Gaetano Gambino è stato inserito nel “Repertorio dei pazzi della città di Palermo”, celebre opera dello scrittore Roberto Alaimo. Anche lui una vita da emarginato – risse, carcere, il chiosco dei semi di zucca – riscattata dall’abitudine compulsiva a disegnare fittissimi tratti con una biro. Fu apprezzato da Sellerio e Sciascia, ma non riuscì mai a inserirsi in un ambiente “ufficiale”. Ci provò invece Francesco Giombarresi, di Comiso, provincia di Ragusa. Bufalino, suo compaesano, lo osservava dall’altra estremità di piazza Fonte Diana ma non ne tollerava gli eccessi.
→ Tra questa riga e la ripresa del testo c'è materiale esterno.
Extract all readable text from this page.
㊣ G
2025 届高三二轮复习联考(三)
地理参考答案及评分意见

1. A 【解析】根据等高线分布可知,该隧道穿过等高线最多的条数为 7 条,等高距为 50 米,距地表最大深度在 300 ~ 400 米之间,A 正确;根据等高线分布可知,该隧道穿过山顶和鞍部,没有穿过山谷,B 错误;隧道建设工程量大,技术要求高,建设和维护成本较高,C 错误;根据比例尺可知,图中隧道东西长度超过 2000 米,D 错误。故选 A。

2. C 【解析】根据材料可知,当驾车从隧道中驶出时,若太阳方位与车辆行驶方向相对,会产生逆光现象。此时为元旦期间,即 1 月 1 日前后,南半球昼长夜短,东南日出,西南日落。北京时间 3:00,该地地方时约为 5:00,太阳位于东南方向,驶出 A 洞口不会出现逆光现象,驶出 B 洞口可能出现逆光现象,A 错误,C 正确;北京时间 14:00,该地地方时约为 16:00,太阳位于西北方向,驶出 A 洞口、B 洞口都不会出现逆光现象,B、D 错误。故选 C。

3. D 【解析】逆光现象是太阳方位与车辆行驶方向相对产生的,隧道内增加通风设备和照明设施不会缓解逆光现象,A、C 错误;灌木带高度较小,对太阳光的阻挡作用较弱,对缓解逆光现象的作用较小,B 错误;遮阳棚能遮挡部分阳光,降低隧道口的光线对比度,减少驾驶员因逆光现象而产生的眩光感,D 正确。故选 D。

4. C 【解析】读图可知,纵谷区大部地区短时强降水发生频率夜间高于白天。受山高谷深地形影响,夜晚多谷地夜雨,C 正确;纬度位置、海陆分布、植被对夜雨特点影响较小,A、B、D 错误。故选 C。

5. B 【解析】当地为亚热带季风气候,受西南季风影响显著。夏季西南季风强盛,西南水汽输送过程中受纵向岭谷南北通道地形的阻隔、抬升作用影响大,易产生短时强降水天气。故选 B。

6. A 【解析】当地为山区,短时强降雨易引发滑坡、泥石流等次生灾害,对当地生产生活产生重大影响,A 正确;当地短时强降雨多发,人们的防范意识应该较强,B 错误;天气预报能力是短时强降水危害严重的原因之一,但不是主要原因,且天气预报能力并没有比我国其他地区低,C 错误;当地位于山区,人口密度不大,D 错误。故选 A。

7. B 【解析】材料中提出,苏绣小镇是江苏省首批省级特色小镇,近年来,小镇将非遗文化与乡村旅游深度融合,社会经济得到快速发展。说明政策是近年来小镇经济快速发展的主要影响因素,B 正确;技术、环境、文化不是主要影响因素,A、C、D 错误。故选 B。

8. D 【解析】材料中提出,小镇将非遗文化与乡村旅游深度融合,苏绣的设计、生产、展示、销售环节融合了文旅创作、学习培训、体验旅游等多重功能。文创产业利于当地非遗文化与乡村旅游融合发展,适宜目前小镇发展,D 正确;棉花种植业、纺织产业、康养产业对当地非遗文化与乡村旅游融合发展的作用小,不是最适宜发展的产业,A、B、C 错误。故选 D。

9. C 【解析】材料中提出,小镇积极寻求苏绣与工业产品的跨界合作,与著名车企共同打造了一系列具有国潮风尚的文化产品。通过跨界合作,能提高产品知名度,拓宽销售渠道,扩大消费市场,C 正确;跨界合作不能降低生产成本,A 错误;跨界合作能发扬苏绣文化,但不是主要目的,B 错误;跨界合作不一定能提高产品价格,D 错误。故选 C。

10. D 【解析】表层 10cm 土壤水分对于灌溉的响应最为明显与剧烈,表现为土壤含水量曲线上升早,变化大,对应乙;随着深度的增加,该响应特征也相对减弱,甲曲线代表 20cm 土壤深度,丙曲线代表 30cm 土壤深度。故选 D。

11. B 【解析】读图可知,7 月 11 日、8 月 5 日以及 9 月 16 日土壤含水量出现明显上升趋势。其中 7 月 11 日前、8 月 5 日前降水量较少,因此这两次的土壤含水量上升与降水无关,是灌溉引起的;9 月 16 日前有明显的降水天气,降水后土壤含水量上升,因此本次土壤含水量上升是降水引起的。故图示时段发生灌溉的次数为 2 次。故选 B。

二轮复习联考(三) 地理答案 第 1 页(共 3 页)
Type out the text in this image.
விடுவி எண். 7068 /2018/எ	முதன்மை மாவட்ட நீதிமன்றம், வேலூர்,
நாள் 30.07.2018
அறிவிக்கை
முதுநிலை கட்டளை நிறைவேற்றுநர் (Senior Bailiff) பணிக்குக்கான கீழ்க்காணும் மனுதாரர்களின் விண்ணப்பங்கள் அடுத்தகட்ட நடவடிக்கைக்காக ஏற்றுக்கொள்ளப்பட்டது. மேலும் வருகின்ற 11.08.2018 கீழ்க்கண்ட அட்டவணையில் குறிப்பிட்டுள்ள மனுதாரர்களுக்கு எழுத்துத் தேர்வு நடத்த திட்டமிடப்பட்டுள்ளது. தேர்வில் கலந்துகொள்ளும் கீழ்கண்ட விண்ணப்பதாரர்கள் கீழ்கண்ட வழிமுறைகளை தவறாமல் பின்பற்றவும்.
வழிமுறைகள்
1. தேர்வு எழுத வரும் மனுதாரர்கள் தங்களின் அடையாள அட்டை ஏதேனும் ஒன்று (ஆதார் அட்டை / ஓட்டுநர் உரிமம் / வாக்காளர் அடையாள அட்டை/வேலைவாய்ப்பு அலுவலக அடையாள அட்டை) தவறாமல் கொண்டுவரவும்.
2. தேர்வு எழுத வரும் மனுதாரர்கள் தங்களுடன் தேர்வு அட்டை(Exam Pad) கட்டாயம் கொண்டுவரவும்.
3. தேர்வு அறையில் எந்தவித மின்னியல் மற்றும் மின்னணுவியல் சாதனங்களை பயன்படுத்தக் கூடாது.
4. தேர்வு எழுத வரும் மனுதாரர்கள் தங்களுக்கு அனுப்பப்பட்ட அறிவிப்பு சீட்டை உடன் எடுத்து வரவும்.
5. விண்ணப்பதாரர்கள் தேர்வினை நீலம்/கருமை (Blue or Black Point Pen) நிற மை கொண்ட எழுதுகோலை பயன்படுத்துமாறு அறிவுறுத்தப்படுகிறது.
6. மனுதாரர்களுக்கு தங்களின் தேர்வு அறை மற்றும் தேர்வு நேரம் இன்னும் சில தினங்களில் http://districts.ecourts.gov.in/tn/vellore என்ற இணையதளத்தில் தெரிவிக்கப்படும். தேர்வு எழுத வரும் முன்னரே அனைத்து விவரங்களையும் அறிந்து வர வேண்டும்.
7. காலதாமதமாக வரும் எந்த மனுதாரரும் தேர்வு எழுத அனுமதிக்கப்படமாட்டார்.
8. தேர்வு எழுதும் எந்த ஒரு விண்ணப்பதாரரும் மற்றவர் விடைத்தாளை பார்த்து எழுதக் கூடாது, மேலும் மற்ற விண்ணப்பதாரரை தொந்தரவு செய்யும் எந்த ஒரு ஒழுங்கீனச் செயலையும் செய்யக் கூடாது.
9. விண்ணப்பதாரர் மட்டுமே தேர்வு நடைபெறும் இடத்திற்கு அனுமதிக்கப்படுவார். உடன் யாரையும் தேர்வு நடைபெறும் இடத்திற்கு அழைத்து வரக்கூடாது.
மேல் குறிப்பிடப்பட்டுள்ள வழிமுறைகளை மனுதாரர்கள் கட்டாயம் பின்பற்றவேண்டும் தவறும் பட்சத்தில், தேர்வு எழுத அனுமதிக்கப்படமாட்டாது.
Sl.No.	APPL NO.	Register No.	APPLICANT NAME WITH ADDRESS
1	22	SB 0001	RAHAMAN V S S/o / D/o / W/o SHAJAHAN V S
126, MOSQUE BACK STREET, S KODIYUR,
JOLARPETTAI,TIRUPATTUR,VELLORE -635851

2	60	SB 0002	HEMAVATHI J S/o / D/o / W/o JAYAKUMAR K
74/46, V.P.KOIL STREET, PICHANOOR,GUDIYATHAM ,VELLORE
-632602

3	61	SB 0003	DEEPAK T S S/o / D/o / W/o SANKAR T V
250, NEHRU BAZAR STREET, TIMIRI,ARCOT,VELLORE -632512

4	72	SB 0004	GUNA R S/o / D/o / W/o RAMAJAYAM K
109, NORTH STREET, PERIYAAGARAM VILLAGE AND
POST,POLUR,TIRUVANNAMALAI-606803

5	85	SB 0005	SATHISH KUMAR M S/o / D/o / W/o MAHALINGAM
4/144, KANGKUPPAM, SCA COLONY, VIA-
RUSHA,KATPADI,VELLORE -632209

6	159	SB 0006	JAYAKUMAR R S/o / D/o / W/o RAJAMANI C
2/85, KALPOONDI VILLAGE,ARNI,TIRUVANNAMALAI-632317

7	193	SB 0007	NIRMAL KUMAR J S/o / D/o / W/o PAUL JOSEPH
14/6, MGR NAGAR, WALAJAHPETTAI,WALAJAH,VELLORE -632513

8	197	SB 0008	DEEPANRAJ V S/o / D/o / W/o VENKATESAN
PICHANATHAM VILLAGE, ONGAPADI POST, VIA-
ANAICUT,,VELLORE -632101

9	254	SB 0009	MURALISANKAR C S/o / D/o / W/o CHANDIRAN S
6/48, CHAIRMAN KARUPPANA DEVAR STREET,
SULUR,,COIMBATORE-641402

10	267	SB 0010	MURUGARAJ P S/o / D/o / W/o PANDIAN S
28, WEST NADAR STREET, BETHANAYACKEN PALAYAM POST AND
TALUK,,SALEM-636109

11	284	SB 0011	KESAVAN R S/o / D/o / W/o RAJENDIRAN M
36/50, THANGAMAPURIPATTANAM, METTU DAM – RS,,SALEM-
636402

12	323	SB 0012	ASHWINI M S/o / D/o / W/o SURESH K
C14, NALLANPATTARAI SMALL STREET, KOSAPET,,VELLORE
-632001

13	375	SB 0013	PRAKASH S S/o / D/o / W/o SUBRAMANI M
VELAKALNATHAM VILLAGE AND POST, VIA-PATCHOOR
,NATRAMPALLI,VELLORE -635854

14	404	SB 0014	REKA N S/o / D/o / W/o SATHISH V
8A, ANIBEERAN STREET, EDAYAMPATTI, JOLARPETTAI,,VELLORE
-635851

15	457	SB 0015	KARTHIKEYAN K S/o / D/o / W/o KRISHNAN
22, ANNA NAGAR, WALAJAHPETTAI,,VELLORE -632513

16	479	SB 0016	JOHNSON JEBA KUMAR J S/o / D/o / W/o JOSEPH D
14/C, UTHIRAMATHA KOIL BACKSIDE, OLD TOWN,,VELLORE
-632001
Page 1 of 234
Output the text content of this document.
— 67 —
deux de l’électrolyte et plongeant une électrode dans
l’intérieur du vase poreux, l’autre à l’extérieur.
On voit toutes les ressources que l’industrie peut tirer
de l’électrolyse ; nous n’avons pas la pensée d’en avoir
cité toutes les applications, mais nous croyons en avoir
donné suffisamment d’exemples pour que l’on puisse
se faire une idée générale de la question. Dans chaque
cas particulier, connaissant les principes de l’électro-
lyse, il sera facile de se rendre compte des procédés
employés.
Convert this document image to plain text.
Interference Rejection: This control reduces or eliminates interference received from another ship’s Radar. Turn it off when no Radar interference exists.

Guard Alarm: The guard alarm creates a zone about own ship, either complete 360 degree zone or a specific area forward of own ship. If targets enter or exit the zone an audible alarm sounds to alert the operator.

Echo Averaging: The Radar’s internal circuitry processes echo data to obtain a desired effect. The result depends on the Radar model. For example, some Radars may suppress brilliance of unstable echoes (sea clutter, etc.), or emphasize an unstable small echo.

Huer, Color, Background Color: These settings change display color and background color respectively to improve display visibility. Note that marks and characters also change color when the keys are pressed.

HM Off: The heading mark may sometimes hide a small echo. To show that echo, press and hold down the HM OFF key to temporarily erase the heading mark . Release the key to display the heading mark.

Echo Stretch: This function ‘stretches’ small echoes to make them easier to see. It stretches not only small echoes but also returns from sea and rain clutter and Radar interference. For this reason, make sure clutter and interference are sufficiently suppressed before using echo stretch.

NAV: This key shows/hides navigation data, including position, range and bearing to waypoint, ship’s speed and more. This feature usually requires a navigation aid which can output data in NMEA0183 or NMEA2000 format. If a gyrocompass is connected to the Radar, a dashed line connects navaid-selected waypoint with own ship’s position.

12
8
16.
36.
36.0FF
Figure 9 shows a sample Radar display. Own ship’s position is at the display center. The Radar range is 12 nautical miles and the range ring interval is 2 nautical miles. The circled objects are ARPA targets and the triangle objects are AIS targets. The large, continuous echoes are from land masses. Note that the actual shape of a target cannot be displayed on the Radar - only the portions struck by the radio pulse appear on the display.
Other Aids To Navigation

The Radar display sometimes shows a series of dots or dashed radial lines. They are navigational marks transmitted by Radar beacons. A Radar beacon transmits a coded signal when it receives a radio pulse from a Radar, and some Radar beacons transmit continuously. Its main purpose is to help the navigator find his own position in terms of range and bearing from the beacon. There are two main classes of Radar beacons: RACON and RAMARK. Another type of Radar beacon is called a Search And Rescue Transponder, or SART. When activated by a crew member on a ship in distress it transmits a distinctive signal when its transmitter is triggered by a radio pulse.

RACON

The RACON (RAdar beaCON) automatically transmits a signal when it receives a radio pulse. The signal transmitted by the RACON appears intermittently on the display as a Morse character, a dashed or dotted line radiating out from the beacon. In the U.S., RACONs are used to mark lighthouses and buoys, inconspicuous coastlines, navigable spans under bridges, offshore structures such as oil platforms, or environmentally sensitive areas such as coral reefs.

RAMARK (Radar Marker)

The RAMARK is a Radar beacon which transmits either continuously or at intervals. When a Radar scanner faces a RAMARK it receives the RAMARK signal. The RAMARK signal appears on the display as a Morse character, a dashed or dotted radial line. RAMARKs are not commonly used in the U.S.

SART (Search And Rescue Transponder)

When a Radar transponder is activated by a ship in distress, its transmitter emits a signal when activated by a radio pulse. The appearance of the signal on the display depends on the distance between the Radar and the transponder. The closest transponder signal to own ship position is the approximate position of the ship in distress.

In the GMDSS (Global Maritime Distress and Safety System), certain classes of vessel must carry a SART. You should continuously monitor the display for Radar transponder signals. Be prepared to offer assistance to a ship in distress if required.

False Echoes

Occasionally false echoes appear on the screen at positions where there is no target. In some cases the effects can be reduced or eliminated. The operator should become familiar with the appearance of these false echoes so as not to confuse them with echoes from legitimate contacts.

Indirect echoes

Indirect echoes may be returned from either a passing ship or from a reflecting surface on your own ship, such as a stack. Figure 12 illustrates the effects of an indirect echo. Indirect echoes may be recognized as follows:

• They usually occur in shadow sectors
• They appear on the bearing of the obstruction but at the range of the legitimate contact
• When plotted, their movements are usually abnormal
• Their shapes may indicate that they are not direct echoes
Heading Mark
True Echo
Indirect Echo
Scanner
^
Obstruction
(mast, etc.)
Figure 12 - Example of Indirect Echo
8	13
Sciascia gli dedica un articolo sul Corriere della Sera citando la pirandelliana “corda pazza”. Ma il pittore-contadino rimarrà quello che era. Nonostante i viaggi in Francia e negli USA – da artista, non da emigrante – chiedeva cifre esagerate per i suoi quadri mettendo in imbarazzo i presenti.
«Le caratteristiche dell’artista outsider sono la marginalità sociale, l’ingenuità culturale, il carattere disinteressato della creazione, l’autarchia artistica, l’inventività, la compulsione del fare, la saturazione dello spazio», ci spiega la professoressa Di Stefano. «La maggior parte di loro è il prodotto di un’esperienza traumatica (la guerra mondiale, l’emigrazione intercontinentale) e del declino della cultura popolare. Una reazione alla perdita di identità. Non vengono più riconosciuti come appartenenti al contesto: sono esiliati ai margini. Sembrerebbero figure sradicate, nella loro bizzarria. Ma in realtà hanno radici molto profonde. Sono esponenti di quella sapienza delle mani che nella modernità ha perso valore».
Il fenomeno non è scomparso. A Capo Gallo, nei pressi di Palermo, c’è il “semaforo”, un faro che serviva a inviare segnalazioni alle navi di passaggio. Oggi è abitato da un moderno eremita che ha abbandonato la sua famiglia al quartiere degradato dello Zen e aggiunge ogni giorno alle pareti elementi islamici, ebraici e cristiani. I pochi che l’hanno visitato raccontano che all’eco del mare si somma l’aria mistica di una moschea.